Однако я хотел бы начать с краткой характеристики того, как традиционно воспринимается и интерпретируется идея Кожева о «конце истории». Ее рецепция происходила главным образом в контексте политической философии — через посредничество таких авторов, как Раймон Арон, Лео Штраус или Фрэнсис Фукуяма, которые использовали концепцию истории Кожева прежде всего в контексте своей полемики с марксизмом. Вот почему прочтение Кожевом «Феноменологии духа» Гегеля и раньше и теперь обыкновенно сравнивают с марксистской интерпретацией Гегеля. И действительно, между прочтениями Гегеля Марксом и Кожевом существует множество параллелей.

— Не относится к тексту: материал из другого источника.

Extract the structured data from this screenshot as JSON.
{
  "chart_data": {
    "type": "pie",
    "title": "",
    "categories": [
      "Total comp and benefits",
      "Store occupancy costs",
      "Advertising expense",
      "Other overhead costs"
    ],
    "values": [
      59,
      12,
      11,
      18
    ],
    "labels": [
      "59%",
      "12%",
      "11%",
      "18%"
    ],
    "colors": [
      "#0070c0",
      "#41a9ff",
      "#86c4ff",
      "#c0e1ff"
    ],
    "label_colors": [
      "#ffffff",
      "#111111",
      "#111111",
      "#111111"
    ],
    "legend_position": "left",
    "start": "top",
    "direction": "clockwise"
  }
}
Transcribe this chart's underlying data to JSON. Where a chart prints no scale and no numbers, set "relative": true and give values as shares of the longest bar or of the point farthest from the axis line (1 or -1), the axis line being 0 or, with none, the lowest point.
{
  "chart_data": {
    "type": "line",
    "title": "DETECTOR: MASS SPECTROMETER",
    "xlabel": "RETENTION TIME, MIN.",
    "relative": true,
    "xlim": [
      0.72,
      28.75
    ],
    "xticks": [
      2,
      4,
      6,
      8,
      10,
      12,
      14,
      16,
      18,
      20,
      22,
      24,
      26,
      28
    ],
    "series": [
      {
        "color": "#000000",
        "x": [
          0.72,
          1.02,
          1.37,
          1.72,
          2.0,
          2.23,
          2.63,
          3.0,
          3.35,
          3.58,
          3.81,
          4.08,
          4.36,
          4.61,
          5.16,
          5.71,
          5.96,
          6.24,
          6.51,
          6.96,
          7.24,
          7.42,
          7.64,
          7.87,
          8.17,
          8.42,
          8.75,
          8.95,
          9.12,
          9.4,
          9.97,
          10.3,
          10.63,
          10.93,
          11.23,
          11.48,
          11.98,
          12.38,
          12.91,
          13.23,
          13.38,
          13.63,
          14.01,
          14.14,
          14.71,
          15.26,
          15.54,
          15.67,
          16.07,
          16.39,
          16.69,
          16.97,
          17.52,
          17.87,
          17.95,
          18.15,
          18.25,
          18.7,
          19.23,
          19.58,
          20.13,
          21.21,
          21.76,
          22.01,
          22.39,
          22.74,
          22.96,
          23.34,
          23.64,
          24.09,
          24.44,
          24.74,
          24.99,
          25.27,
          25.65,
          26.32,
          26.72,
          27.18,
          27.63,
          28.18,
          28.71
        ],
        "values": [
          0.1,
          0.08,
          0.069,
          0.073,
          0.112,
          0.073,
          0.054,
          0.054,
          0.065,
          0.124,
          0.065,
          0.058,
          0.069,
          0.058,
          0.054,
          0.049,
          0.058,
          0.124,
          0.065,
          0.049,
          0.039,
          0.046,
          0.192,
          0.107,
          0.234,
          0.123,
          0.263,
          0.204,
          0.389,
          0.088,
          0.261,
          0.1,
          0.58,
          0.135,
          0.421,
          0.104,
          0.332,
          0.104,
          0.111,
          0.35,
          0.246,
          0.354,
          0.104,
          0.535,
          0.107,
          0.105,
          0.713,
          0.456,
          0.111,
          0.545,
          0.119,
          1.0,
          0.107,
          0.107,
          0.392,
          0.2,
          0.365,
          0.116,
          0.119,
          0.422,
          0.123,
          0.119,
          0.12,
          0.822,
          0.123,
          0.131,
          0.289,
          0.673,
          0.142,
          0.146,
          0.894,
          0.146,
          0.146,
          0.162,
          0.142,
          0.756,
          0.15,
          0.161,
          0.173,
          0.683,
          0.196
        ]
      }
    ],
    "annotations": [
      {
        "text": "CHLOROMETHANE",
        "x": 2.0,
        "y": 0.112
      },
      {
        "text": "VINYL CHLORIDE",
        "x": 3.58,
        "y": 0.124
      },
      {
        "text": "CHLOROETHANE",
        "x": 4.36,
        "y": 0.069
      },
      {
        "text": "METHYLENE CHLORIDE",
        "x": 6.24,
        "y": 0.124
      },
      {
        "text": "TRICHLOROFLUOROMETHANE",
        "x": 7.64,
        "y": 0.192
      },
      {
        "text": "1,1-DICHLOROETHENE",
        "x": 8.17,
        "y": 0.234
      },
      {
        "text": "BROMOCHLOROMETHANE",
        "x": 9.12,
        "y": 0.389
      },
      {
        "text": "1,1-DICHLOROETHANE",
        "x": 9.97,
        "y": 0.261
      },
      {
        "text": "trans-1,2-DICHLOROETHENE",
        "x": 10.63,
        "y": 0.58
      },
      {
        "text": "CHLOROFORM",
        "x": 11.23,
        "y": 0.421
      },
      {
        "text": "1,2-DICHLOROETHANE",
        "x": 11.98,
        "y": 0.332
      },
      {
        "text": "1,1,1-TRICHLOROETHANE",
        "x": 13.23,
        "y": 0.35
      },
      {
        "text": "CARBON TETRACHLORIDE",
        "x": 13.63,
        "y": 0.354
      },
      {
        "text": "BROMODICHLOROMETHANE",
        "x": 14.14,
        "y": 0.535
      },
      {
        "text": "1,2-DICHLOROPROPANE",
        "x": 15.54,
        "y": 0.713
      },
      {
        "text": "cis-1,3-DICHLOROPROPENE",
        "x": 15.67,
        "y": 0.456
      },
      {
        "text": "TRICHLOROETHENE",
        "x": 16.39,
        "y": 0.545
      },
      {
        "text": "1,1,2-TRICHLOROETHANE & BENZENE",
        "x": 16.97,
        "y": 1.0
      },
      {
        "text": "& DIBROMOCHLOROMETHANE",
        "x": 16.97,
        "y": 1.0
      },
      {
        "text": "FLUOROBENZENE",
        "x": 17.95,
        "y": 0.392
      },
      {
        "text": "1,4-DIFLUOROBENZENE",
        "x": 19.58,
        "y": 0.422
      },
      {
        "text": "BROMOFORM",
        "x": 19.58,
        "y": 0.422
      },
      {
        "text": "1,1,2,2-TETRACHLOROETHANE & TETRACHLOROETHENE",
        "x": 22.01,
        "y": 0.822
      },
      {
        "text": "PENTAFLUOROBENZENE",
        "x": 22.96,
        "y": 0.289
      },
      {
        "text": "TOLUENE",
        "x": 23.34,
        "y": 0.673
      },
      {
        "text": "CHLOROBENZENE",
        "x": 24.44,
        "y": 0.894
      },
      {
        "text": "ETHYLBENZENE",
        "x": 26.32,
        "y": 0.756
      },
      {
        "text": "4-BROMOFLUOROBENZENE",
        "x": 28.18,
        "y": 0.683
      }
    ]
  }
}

Кожев провозглашает двигателем всеобщей истории «борьбу за признание». Эта формулировка на первый взгляд напоминает марксистскую «классовую борьбу». Кожев опирается на тот же гегелевский пассаж «о диалектике отношений между хозяином и рабом» из «Феноменологии духа», что и Маркс. Гегель описывает исторический момент первого проявления самосознания. В этой первичной сцене участвуют два человека, готовых рискнуть жизнью в некоем «смертельном бою» за то, чтобы быть взаимно признанными не просто материальными объектами в мире, но двумя самосознаниями, следующими своим индивидуальным желаниям. Есть три варианта завершения этой схватки. (1) Один побеждает. (2) Один проигрывает и умирает. (3) Один проигрывает и остается жить. Победитель становится хозяином. Побежденный, если он решает сдаться и сохранить жизнь, становится рабом. Хозяин использует раба для удовлетворения собственного желания. Раб отказывается от своего желания и становится лишь инструментом удовлетворения желания своего хозяина. Но Гегель не верит в долгосрочную устойчивость власти хозяина. Хозяин отдает приказания — однако толкует и исполняет их раб. Раб трудится — и его труд меняет мир, в котором живет хозяин, а на самом деле — сами желания хозяина. Хозяин оказывается узником в мире, построенном для него рабом. Труд становится средством дальнейшего развития духа, двигателем всеобщей истории. Собственную философию Гегель понимает как интеллектуальное отражение рабского труда, творящего историю. Маркс добавляет, что история должна вести не только к такому философскому отражению, но и к окончательной политической победе трудящегося класса.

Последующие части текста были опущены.